Emergence of Daptomycin Resistance in Daptomycin-Naïve Rabbits with Methicillin-Resistant Staphylococcus aureus Prosthetic Joint Infection Is Associated with Resistance to Host Defense Cationic Peptides and mprF Polymorphisms

BACKGROUND: Previous studies of both clinically-derived and in vitro passage-derived daptomycin–resistant (DAP-R) Staphylococcus aureus strains demonstrated the coincident emergence of increased DAP MICs and resistance to host defense cationic peptides (HDP-R).
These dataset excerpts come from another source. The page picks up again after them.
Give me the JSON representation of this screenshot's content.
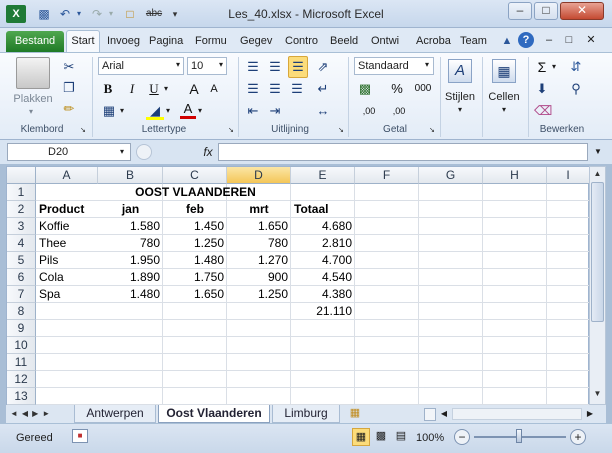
{
  "window": {
    "title": "Les_40.xlsx - Microsoft Excel"
  },
  "quick_access": {
    "undo": "↶",
    "redo": "↷",
    "spelling": "abc"
  },
  "ribbon_tabs": [
    "Bestand",
    "Start",
    "Invoeg",
    "Pagina",
    "Formu",
    "Gegev",
    "Contro",
    "Beeld",
    "Ontwi",
    "Acroba",
    "Team"
  ],
  "ribbon": {
    "clipboard": {
      "paste": "Plakken",
      "label": "Klembord"
    },
    "font": {
      "name": "Arial",
      "size": "10",
      "bold": "B",
      "italic": "I",
      "underline": "U",
      "grow": "A",
      "shrink": "A",
      "font_color_letter": "A",
      "label": "Lettertype"
    },
    "alignment": {
      "label": "Uitlijning"
    },
    "number": {
      "format": "Standaard",
      "percent": "%",
      "thousands": "000",
      "inc_decimals": ",00",
      "dec_decimals": ",00",
      "label": "Getal"
    },
    "styles": {
      "label": "Stijlen"
    },
    "cells": {
      "label": "Cellen"
    },
    "editing": {
      "sum": "Σ",
      "label": "Bewerken"
    }
  },
  "formula_bar": {
    "name_box": "D20",
    "fx": "fx",
    "formula": ""
  },
  "columns": [
    "A",
    "B",
    "C",
    "D",
    "E",
    "F",
    "G",
    "H",
    "I"
  ],
  "rows": [
    "1",
    "2",
    "3",
    "4",
    "5",
    "6",
    "7",
    "8",
    "9",
    "10",
    "11",
    "12",
    "13"
  ],
  "sheet": {
    "title": "OOST VLAANDEREN",
    "headers": [
      "Product",
      "jan",
      "feb",
      "mrt",
      "Totaal"
    ],
    "data": [
      [
        "Koffie",
        "1.580",
        "1.450",
        "1.650",
        "4.680"
      ],
      [
        "Thee",
        "780",
        "1.250",
        "780",
        "2.810"
      ],
      [
        "Pils",
        "1.950",
        "1.480",
        "1.270",
        "4.700"
      ],
      [
        "Cola",
        "1.890",
        "1.750",
        "900",
        "4.540"
      ],
      [
        "Spa",
        "1.480",
        "1.650",
        "1.250",
        "4.380"
      ]
    ],
    "grand_total": "21.110"
  },
  "sheet_tabs": [
    "Antwerpen",
    "Oost Vlaanderen",
    "Limburg"
  ],
  "status_bar": {
    "mode": "Gereed",
    "zoom": "100%"
  }
}
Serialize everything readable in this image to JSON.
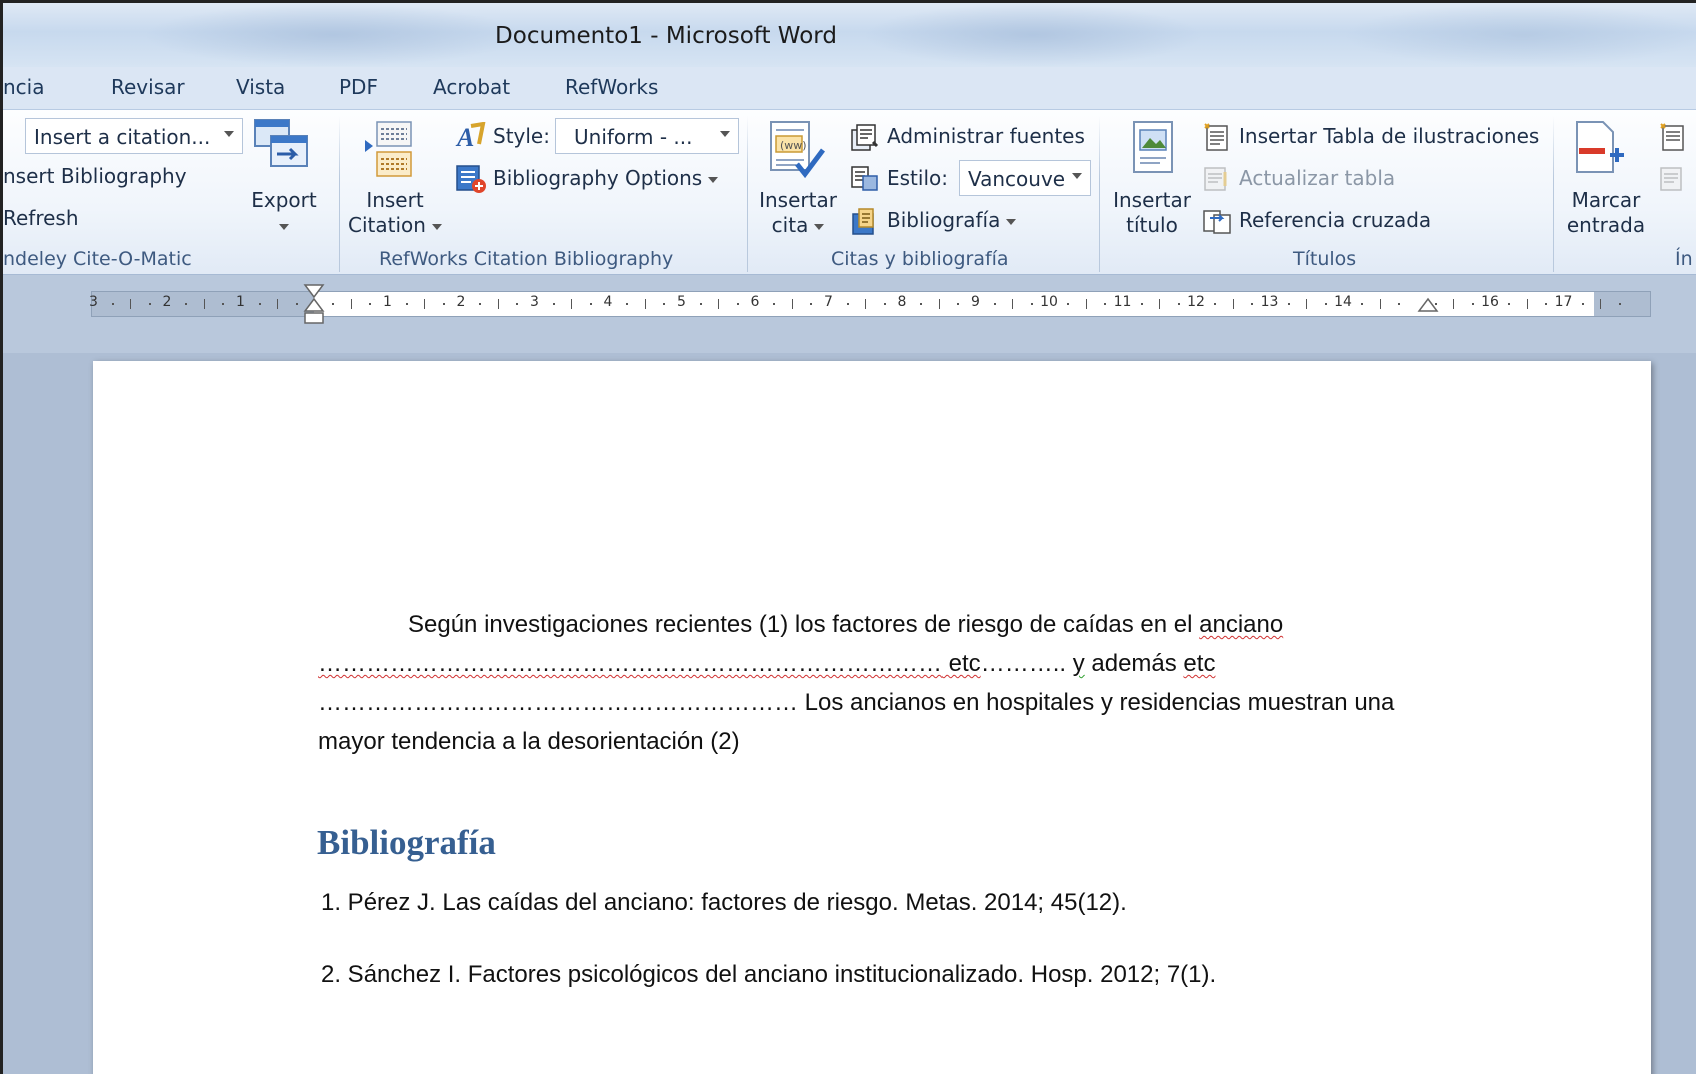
{
  "window": {
    "title": "Documento1  -  Microsoft Word"
  },
  "tabs": [
    "ncia",
    "Revisar",
    "Vista",
    "PDF",
    "Acrobat",
    "RefWorks"
  ],
  "ribbon": {
    "mendeley": {
      "citation_box": "Insert a citation...",
      "insert_bibliography": "nsert Bibliography",
      "refresh": "Refresh",
      "export": "Export",
      "group_label": "ndeley Cite-O-Matic"
    },
    "refworks": {
      "insert_citation": [
        "Insert",
        "Citation"
      ],
      "style_label": "Style:",
      "style_value": "Uniform - ...",
      "bibliography_options": "Bibliography Options",
      "group_label": "RefWorks Citation  Bibliography"
    },
    "citas": {
      "insertar_cita": [
        "Insertar",
        "cita"
      ],
      "administrar_fuentes": "Administrar fuentes",
      "estilo_label": "Estilo:",
      "estilo_value": "Vancouve",
      "bibliografia": "Bibliografía",
      "group_label": "Citas y bibliografía"
    },
    "titulos": {
      "insertar_titulo": [
        "Insertar",
        "título"
      ],
      "insertar_tabla": "Insertar Tabla de ilustraciones",
      "actualizar_tabla": "Actualizar tabla",
      "referencia_cruzada": "Referencia cruzada",
      "group_label": "Títulos"
    },
    "indice": {
      "marcar_entrada": [
        "Marcar",
        "entrada"
      ],
      "group_label": "Ín"
    }
  },
  "ruler": {
    "left_labels": [
      "3",
      "2",
      "1"
    ],
    "right_labels": [
      "1",
      "2",
      "3",
      "4",
      "5",
      "6",
      "7",
      "8",
      "9",
      "10",
      "11",
      "12",
      "13",
      "14",
      "16",
      "17"
    ]
  },
  "document": {
    "para_line1_a": "Según investigaciones recientes (1) los factores de riesgo de caídas en el ",
    "para_line1_b": "anciano",
    "para_line2_a": "……………………………………………………………………",
    "para_line2_b": "  etc",
    "para_line2_c": "……….. ",
    "para_line2_d": "y",
    "para_line2_e": " además ",
    "para_line2_f": "etc",
    "para_line3": "……………………………………………………  Los ancianos en hospitales y residencias muestran una",
    "para_line4": "mayor tendencia a la desorientación (2)",
    "bibliography_heading": "Bibliografía",
    "references": [
      "1. Pérez J. Las caídas del anciano: factores de riesgo. Metas. 2014; 45(12).",
      "2. Sánchez I. Factores psicológicos del anciano institucionalizado. Hosp. 2012; 7(1)."
    ]
  },
  "colors": {
    "heading": "#365f91",
    "ribbon_text": "#1e395b",
    "spell_error": "#d03030"
  }
}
METHODS: In the present investigation, we studied a parental DAP-susceptible (DAP-S) methicillin-resistant Staphylococcus aureus (MRSA) strain and three isogenic variants with increased DAP MICs which were isolated from both DAP-treated and DAP-untreated rabbits with prosthetic joint infections. These strains were compared for: in vitro susceptibility to distinct HDPs differing in size, structure, and origin; i.e.; thrombin-induced platelet microbicidal proteins [tPMPs] and human neutrophil peptide-1 [hNP-1]; cell membrane (CM) phospholipid and fatty acid content; CM order; envelope surface charge; cell wall thickness; and mprF single nucleotide polymorphisms (SNPs) and expression profiles. RESULTS: In comparison with the parental strain, both DAP-exposed and DAP-naive strains exhibited: (i) significantly reduced susceptibility to each HDP (P<0.05); (ii) thicker cell walls (P<0.05); (iii) increased synthesis of CM lysyl-phosphatidylglycerol (L-PG); (iv) reduced content of CM phosphatidylglycerol (PG); and (v) SNPs within the mprF locus No significant differences were observed between parental or variant strains in outer CM content of L-PG, CM fluidity, CM fatty acid contents, surface charge, mprF expression profiles or MprF protein content. An isolate which underwent identical in vivo passage, but without evolving increased DAP MICs, retained parental phenotypes and genotype. CONCLUSIONS: These results suggest: i) DAP MIC increases may occur in the absence of DAP exposures in vivo and may be triggered by organism exposure to endogenous HDPs: and ii) gain-in-function SNPs in mprF may contribute to such HDP-DAP cross-resistance phenotypes, although the mechanism of this relationship remains to be defined.